Every so often I see a new video game advertised as having something like ‘eighty hours of the main campaign’ and honestly it sounds like a threat as opposed to a promise. When I was young I used to adore games like the old gold box SSI AD&D titles. Sprawling games where massive, lengthy campaigns were married to careful tactical combat where each battle could take a good half hour or more. In my youth, when I had no other calls on me, I’d love to spend that amount of time immersed in a game world. Adventuring through Krynn while the cold Scottish rain beat on my bedroom window – it was magical.
You never know when you’re young though how good you’ve got it – going to school seemed like an unbearable time sink. Imagine nowadays if someone said ‘You get to go to a building every day and learn things with your mates’. Imagine simply having the time to see your friends daily. I’ve never been a subscriber to the belief that school is the best time of your life. I was bullied too mercilessly for that to be true even in the best of circumstances. And honestly if school was your high point it just makes the rest of your life seem bleak. But you know – that arrangement is something I would pay money for these days. That easy surplus of time was a treasure I had no idea how to value.
We often talk about the ‘shelf of shame’ in this hobby – the growing collections of games we bought but never played. Really though, the shelf of shame is actually a shelf of sadness. It’s the collection that you bought for the person you can never be – the person with infinite time that is surrounded by friends with equally infinite time and compatible appetites for play. One thing they never pack into the box is the time to appreciate what you’ve just bought. That’s a precious currency and it all comes from the same fixed and ever shrinking budget. That budget is also being spent on building a career, a family (for some) and finding some meaningful time for yourself. What’s left over at the end – that’s all you can realistically afford for more frivolous pursuits.
I’ve spoken myself a number of times about the conspicuous consumption in this hobby, and I maintain it is a massive problem that is exacerbating these issues by forcing ever greater numbers of games into the marketplace. I’m less inclined to think of it as an issue of greed and capitalism though. I think it’s driven in a large part by a kind of animal panic about the scarcity of time. We don’t buy time when we buy things, but you know… you can kind of convince yourself you do.
We should be demanding games justify every minute they ask of us, but we’re not there as a hobby.

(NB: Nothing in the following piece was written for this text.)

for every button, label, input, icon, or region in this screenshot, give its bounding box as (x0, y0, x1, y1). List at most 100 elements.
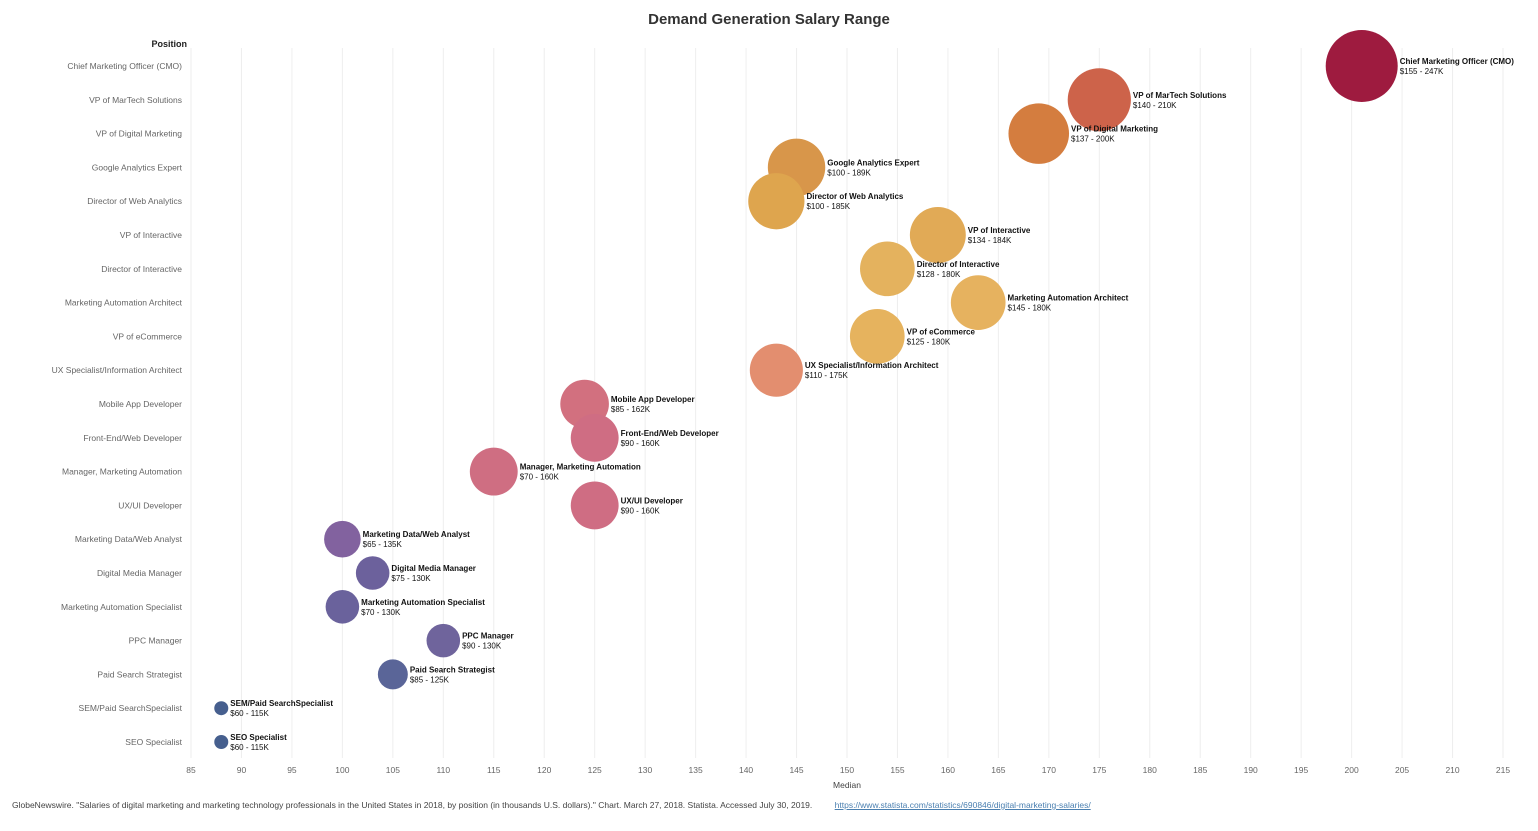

We’re at the stage where we buy games designed by people like us, but for people like we used to be. It’s a largely middle-aged hobby that acts as if everyone has the same richness of time as an eight year old. Some people will actually have that time, and I’m overwhelmingly jealous. I feel though that many games don’t realise how profoundly unwelcoming those play-times are.
I’m not really arguing for a solution here, other than perhaps for us all to be more critical of how much time we spend to get the fun out of a game. Maybe it’s not actually a problem at all. It probably isn’t. It’s probably my own elevated levels of stress talking. Really I’m just writing this as a kind of frustrated howl in the wild. Time is the one truly valuable thing that we possess – you can always get more money, but you can never get more time. I feel like a lot of games on my shelves simply don’t care that we’re all on a one-way journey to the grave. They don’t care that there’s a lot of other stuff that needs to get done with the time we have left before we can feel okay about arriving at our final destination.